What if he came again? There was one rather obvious solution and the enemy himself had given it to her. She unclenched her fingers, wiped her sweaty palms on the sheets, and noticed with some surprise that she was still breathing heavily. . . .
Bryon woke up to the peculiar sensation of being in a different bed than the one he’d gone to sleep in. It was softer, slightly larger, and it smelled good. He was still in a tent and, from the sounds filtering through the canvas, still in the center of the Ardhan army, but where . . . and then he became aware of a warm body in the bed beside him, and he recognized the scent. . . .
“Bryon,” said Crystal earnestly, “I need your help.”
“Is this a dream?” Bryon asked of no one in particular.
“Don’t be ridiculous.” Crystal poked at him and wondered if he was going to be difficult. “You can’t be dreaming, you’re awake.”
“I am?”
“Yes, and I want you to make love to me.”
“I’m dreaming,” he said with conviction. “I’ve had this dream before.”
“Bryon!” Her voice was sharp, this wasn’t how she’d imagined things at all.
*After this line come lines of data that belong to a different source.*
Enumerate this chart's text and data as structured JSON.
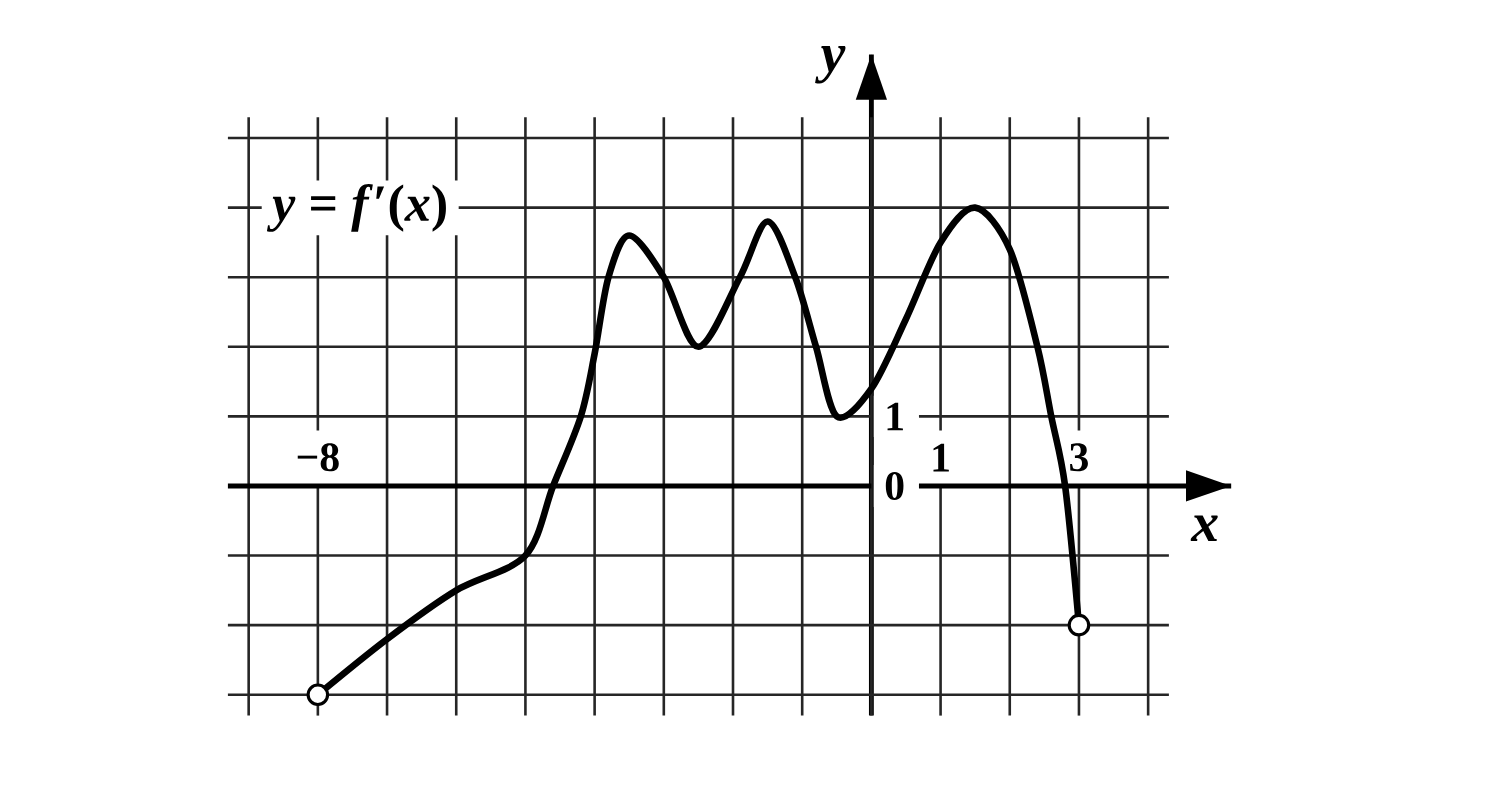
{
  "chart_data": {
    "type": "line",
    "xlabel": "x",
    "ylabel": "y",
    "xlim": [
      -9.3,
      5.2
    ],
    "ylim": [
      -3.3,
      6.2
    ],
    "xticks": [
      {
        "value": -9,
        "label": null
      },
      {
        "value": -8,
        "label": "−8"
      },
      {
        "value": -7,
        "label": null
      },
      {
        "value": -6,
        "label": null
      },
      {
        "value": -5,
        "label": null
      },
      {
        "value": -4,
        "label": null
      },
      {
        "value": -3,
        "label": null
      },
      {
        "value": -2,
        "label": null
      },
      {
        "value": -1,
        "label": null
      },
      {
        "value": 0,
        "label": null
      },
      1,
      {
        "value": 2,
        "label": null
      },
      3,
      {
        "value": 4,
        "label": null
      }
    ],
    "yticks": [
      {
        "value": -3,
        "label": null
      },
      {
        "value": -2,
        "label": null
      },
      {
        "value": -1,
        "label": null
      },
      0,
      1,
      {
        "value": 2,
        "label": null
      },
      {
        "value": 3,
        "label": null
      },
      {
        "value": 4,
        "label": null
      },
      {
        "value": 5,
        "label": null
      }
    ],
    "grid": true,
    "series": [
      {
        "name": "*y* = *f*′(*x*)",
        "type": "line",
        "color": "#000000",
        "x": [
          -8,
          -7,
          -6,
          -5,
          -4.6,
          -4.2,
          -4,
          -3.8,
          -3.5,
          -3,
          -2.5,
          -1.9,
          -1.5,
          -1.1,
          -0.8,
          -0.5,
          0,
          0.5,
          1,
          1.5,
          2,
          2.4,
          2.6,
          2.8,
          3
        ],
        "values": [
          -3,
          -2.2,
          -1.5,
          -1,
          0,
          1,
          1.9,
          3,
          3.6,
          3,
          2,
          3,
          3.8,
          3,
          2,
          1,
          1.4,
          2.4,
          3.5,
          4,
          3.4,
          2,
          1,
          0,
          -2
        ]
      },
      {
        "type": "scatter",
        "marker": "circle",
        "color": "#000000",
        "x": [
          -8,
          3
        ],
        "values": [
          -3,
          -2
        ]
      }
    ]
  }
}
She should have been in his arms by now. He should have been swept away by passion the moment he found himself in bed with her. Wasn’t that the way i
t worked? “Kraydak attacked me tonight and you’re the only one who can stop it from happening again.”
“What!” He sat up in the bed, reaching for the sword that wasn’t there. “Kraydak came here?”
“Not exactly, he was in my mind and he . . . uh . . .” To her astonishment, Crystal felt herself blushing. “He, uh, stimulated me.”
Bryon sat back against the pillows, the corners of his mouth twitching. He appeared to have his passion well under control. “He stimulated you? Perhaps you’d better tell me just what happened and what you think I can do about it.”
Slowly, and with long pauses while she struggled to put the experience into words, Crystal told Bryon of Kraydak’s attack. She left out nothing, not the fear, not the . . . other. She finished with her plan to build a defense with Bryon’s help.
“After all, as Mikhail says, the best defense is a strong offense.”
Bryon considered what Mikhail’s reaction would be if he knew his beloved daughter was sitting naked in bed with a man he’d been heard to refer to as “having more gonads than sense,” but all he said was: “I don’t think this was the kind of situation he had in mind.”
“Never mind him,” Crystal dismissed her stepfather with a wave of her hand. “Will you help me or not?”
Bryon took a long, appreciative look and said, “No.”
“No?” It had never occurred to her he would refuse. Wasn’t this what he’d been leading up to all along?
It came as a bit of a shock to Bryon as well and with an altruism he hadn’t known he possessed, he tried to explain.
“If this was truly your idea, I’d be honored to make love to you. But it isn’t. Kraydak took advantage of your innocence to try to gain control over you and I won’t finish the job.”